Dallas Cowboys owner Jerry Jones said he expects the NFL to opt out of its controversial labor pact, becoming the first of the league’s owners to say so.

Jones’ statement follows recent comments from New England Patriots owner Robert Kraft and Denver Broncos owner Pat Bowlen, who publicly complained about the current collective-bargaining agreement being too favorable to the league’s players. Jones, though, is the first owner to predict the league will cast aside the current deal by Nov. 8, the latest the league could do so this year.

Asked as he was leaving agent Leigh Steinberg’s party the day before the Super Bowl if he thought the owners would opt out, Jones replied, “I think so, yeah. That would be, I would second what Gene says.”

Upshaw

Gene is NFLPA Executive Director Gene Upshaw, who has said he expects the owners to scuttle the deal.

“It’s very accurate to say that the recent negotiated labor contract swung the pendulum to Gene and his crew,” Jones said. “Just as he has a constituency, the league has its constituency, and where it is right now is, it is just not working.”

Beyond being the first owner to publicly say the league would abandon the CBA — and an influential owner, too — Jones’ position is symbolically important for another reason: He was the owner the league put before the media minutes after the current CBA passed by a late-night, 30-2 vote in March 2006. Even then, he said, “The proposal from the union was a mean mother.”

That vote occurred after two days of intensive discussions among owners, who were confronted with a take-it-or-leave-it offer from the union. Owners appeared cowed by the prospect of not extending the prior agreement and facing a season without a salary cap two years later.

The current CBA runs through 2011, with the final year containing no salary cap. However, the deal gives either side until Nov. 8 of this year to opt out. If that happens, 2009 is a normal year under the agreement, but 2010 becomes the last season of the deal and the salary cap is dropped.

“What Jones said is not [a] surprise,” Upshaw wrote in an e-mail last week. “They have to get 24 votes to keep the CBA in place. We know that and are preparing for the opt out. One problem, we are not giving them anything back. I put my Santa Claus suit away on Dec. 26 after we opened gifts. There were no presents for owners in my bag. Quote me on that please. I’m at the Pro Bowl, and the players understand exactly what is going on.”

Dallas’ Jerry Jones says the CBA is
“just not working” for the NFL owners.

During Super Bowl week, Upshaw told reporters that the union at its March annual meeting would focus on four items: a strike, a lockout, decertifying the union so the players could sue the league under antitrust laws, and a settlement.

Under the current labor deal, players receive on average 59 percent to 60 percent of all league revenue, which totals about $7 billion. Owners contend that percentage is too high and that the union should have to share in the financial risk of generating that money.

While Jones is the first owner to say the league will opt out, signs of such a move have been appearing for a while. Owners at their annual meeting last year, for example, approved a new revenue-sharing plan for lower-revenue teams that extends only through 2009. If the expectation had been that the uncapped year would be 2011, the revenue-sharing deal presumably would have been extended at least into the capped 2010.

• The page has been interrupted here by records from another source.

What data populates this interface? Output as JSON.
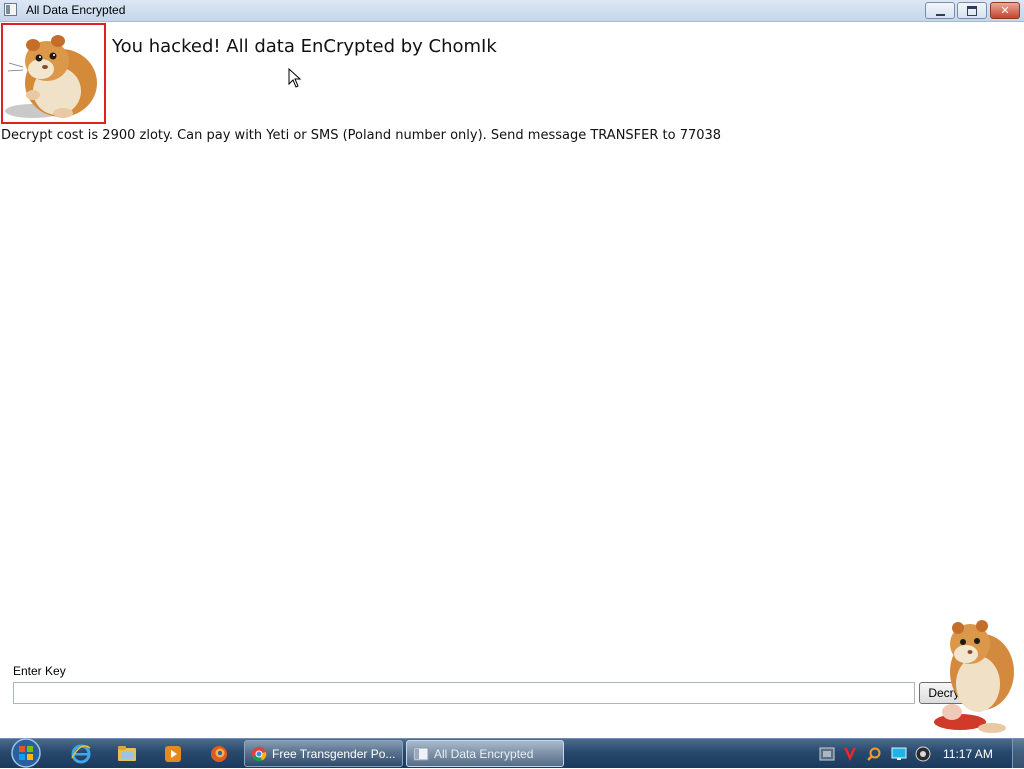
{
  "window": {
    "title": "All Data Encrypted",
    "controls": {
      "minimize": "minimize",
      "maximize": "restore",
      "close": "close"
    }
  },
  "content": {
    "headline": "You hacked! All data EnCrypted by ChomIk",
    "cost_message": "Decrypt cost is 2900 zloty. Can pay with Yeti or SMS (Poland number only). Send message TRANSFER to 77038",
    "key_label": "Enter Key",
    "key_value": "",
    "decrypt_button": "Decrypt",
    "accent_color": "#e02020"
  },
  "taskbar": {
    "quick_launch": [
      "internet-explorer-icon",
      "folder-icon",
      "media-player-icon",
      "firefox-icon"
    ],
    "tasks": [
      {
        "label": "Free Transgender Po...",
        "icon": "chrome-icon",
        "active": false
      },
      {
        "label": "All Data Encrypted",
        "icon": "window-icon",
        "active": true
      }
    ],
    "tray": [
      "network-icon",
      "antivirus-icon",
      "search-icon",
      "display-icon",
      "volume-icon"
    ],
    "clock": "11:17 AM"
  }
}
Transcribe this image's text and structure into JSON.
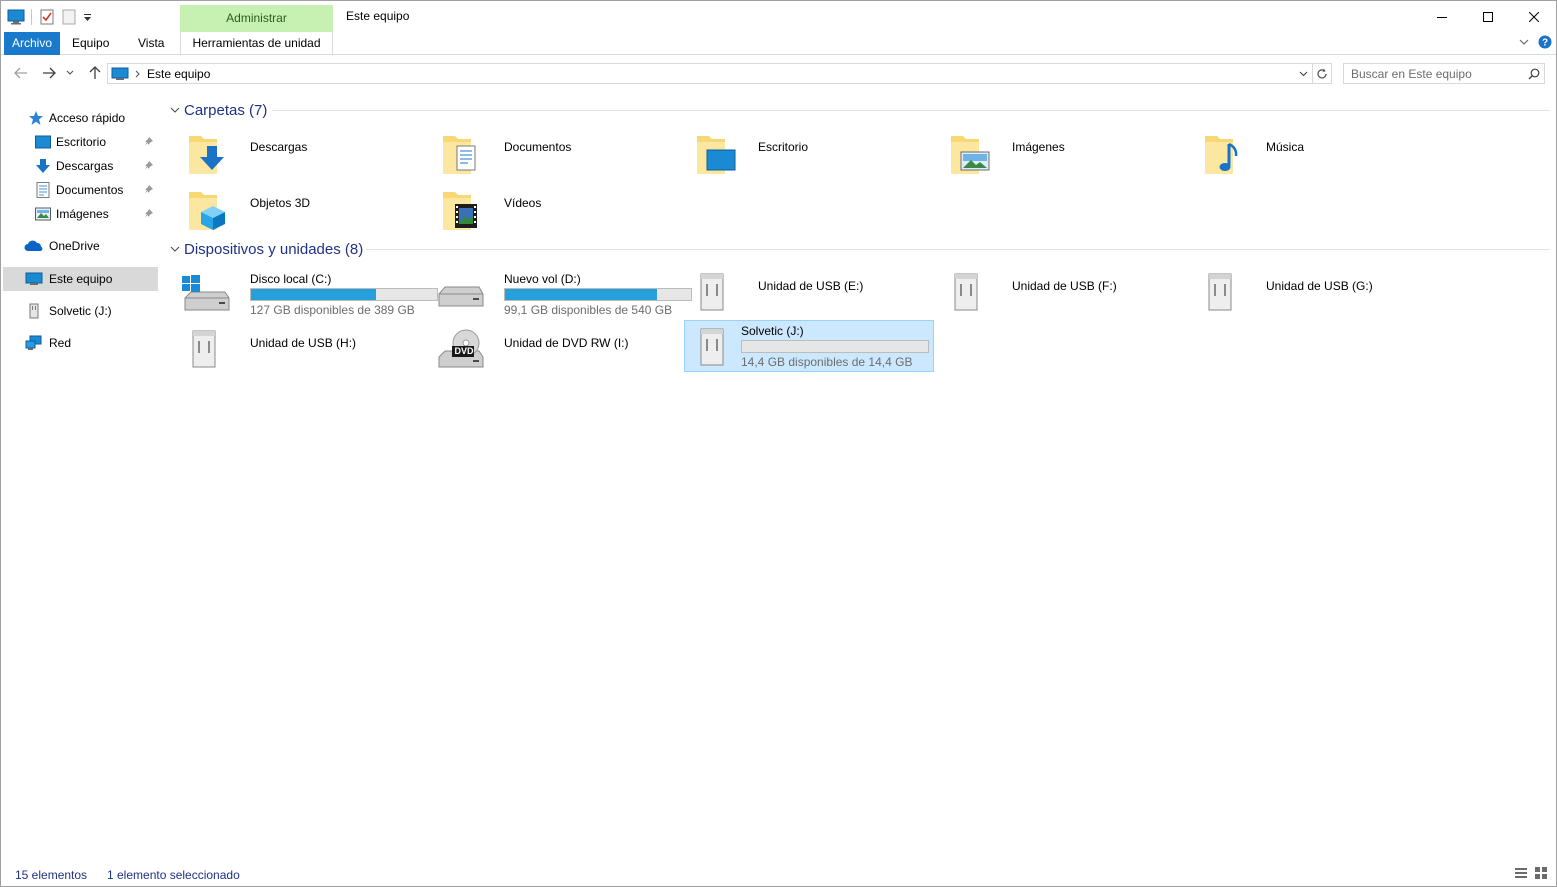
{
  "window": {
    "title": "Este equipo",
    "context_tab_group": "Administrar"
  },
  "ribbon": {
    "tabs": [
      "Archivo",
      "Equipo",
      "Vista",
      "Herramientas de unidad"
    ]
  },
  "navigation": {
    "address_path": "Este equipo",
    "search_placeholder": "Buscar en Este equipo"
  },
  "sidebar": {
    "quick_access": "Acceso rápido",
    "quick_items": [
      {
        "label": "Escritorio",
        "icon": "desktop-icon"
      },
      {
        "label": "Descargas",
        "icon": "download-icon"
      },
      {
        "label": "Documentos",
        "icon": "document-icon"
      },
      {
        "label": "Imágenes",
        "icon": "pictures-icon"
      }
    ],
    "onedrive": "OneDrive",
    "this_pc": "Este equipo",
    "usb_drive": "Solvetic (J:)",
    "network": "Red"
  },
  "folders": {
    "header": "Carpetas (7)",
    "items": [
      {
        "label": "Descargas",
        "icon": "downloads-folder-icon"
      },
      {
        "label": "Documentos",
        "icon": "documents-folder-icon"
      },
      {
        "label": "Escritorio",
        "icon": "desktop-folder-icon"
      },
      {
        "label": "Imágenes",
        "icon": "pictures-folder-icon"
      },
      {
        "label": "Música",
        "icon": "music-folder-icon"
      },
      {
        "label": "Objetos 3D",
        "icon": "3d-objects-folder-icon"
      },
      {
        "label": "Vídeos",
        "icon": "videos-folder-icon"
      }
    ]
  },
  "devices": {
    "header": "Dispositivos y unidades (8)",
    "items": [
      {
        "label": "Disco local (C:)",
        "free": "127 GB disponibles de 389 GB",
        "used_fraction": 0.674,
        "icon": "windows-drive-icon"
      },
      {
        "label": "Nuevo vol (D:)",
        "free": "99,1 GB disponibles de 540 GB",
        "used_fraction": 0.816,
        "icon": "hard-drive-icon"
      },
      {
        "label": "Unidad de USB (E:)",
        "icon": "usb-drive-icon"
      },
      {
        "label": "Unidad de USB (F:)",
        "icon": "usb-drive-icon"
      },
      {
        "label": "Unidad de USB (G:)",
        "icon": "usb-drive-icon"
      },
      {
        "label": "Unidad de USB (H:)",
        "icon": "usb-drive-icon"
      },
      {
        "label": "Unidad de DVD RW (I:)",
        "icon": "dvd-drive-icon",
        "badge": "DVD"
      },
      {
        "label": "Solvetic (J:)",
        "free": "14,4 GB disponibles de 14,4 GB",
        "used_fraction": 0.0,
        "icon": "usb-drive-icon",
        "selected": true
      }
    ]
  },
  "status": {
    "count": "15 elementos",
    "selection": "1 elemento seleccionado"
  },
  "colors": {
    "file_tab": "#1979ca",
    "context_tab": "#c7f0b3",
    "group_header": "#1e3287",
    "drive_bar": "#26a0da",
    "selection": "#cce8ff"
  }
}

Owners are next scheduled to meet in Florida in late March, though the league usually has committee meetings several weeks prior. Because the CBA states that the opt out must occur “on or before November 8,” as opposed to just on that date, the owners theoretically could choose to pull the trigger at any time.

Since the original signing of the league’s CBA in 1993, labor stability has been intertwined with the NFL’s success. Franchise values have soared along with revenue since that time, making the prediction of an opt out all the more jarring.

“Labor peace is one of the key underpinnings of the success of the NFL,” said sports investment banker Sal Galatioto, who has advised and lent to several NFL teams. “The fact that it has been such a long period of labor relations, a lockout or strike would have significant negative impact on the league, its fans, continued growth [and] its ratings.”

Staff writer Liz Mullen contributed to this report.